Google Brother Up

2009/04/06

Cross-Site Scripting & Remediation Action

Cross-Site Scripting
Cross-site scripting is a term used to describe problems which arise when maliciously crafted user data causes a web application to redirect an unsuspecting web browser to an undesired site. It was possible to send strings with special HTML characters ( < > " ' ) to your web application, and see them rendered in the response. Since these characters were not encoded by the web application, it may be possible to inject HTML scripting code into the rendered page. The injections can occur in your HTML body, Title, Scripting, or even commented out portions of the document. Note: Due to the potential negative impact on this web server's resources that could result from attacking a large number of cross-site scripting attack vectors, TrustKeeper abandons this test after it has found at least three instances where user input is not being properly sanitized.
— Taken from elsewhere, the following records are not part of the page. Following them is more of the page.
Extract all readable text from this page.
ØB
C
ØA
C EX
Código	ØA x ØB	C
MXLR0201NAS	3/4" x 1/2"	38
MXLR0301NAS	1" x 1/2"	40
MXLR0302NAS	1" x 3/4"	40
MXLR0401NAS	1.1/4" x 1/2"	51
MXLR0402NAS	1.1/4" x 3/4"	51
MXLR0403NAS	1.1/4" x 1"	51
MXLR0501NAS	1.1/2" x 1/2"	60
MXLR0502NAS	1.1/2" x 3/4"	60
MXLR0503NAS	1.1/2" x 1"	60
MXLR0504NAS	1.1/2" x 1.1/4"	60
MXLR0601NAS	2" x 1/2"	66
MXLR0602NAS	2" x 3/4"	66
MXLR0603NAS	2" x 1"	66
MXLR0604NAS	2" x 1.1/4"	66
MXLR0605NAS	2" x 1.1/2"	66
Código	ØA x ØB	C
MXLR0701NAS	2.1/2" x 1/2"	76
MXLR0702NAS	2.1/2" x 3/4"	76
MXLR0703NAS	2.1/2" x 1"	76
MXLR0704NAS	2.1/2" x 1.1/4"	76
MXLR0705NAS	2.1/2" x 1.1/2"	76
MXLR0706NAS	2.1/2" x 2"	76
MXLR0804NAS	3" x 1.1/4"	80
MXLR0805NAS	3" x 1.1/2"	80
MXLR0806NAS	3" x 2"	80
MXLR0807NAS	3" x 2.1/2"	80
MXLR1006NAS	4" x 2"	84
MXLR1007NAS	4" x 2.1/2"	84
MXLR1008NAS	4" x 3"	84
Therefore, it is possible that the reported findings associated with this vulnerability are only a subset of all possible attack vectors.

Remediation Action
This is a generic warning based on a test that indicates that your web application may not validate user-provided input, such as that provided by a form. Review your web application to ensure that user data is checked on the server side of the application (NOT in the web browser) for proper length and character content. It is recommended that a white-list of acceptable characters be used, with all other characters being HTML encoded prior to being sent in response to the client. Review the "Cross-Site Scripting", "Data Validation", and "Review Code for Cross-site scripting" pages on OWASP.org (see the reference links in this finding).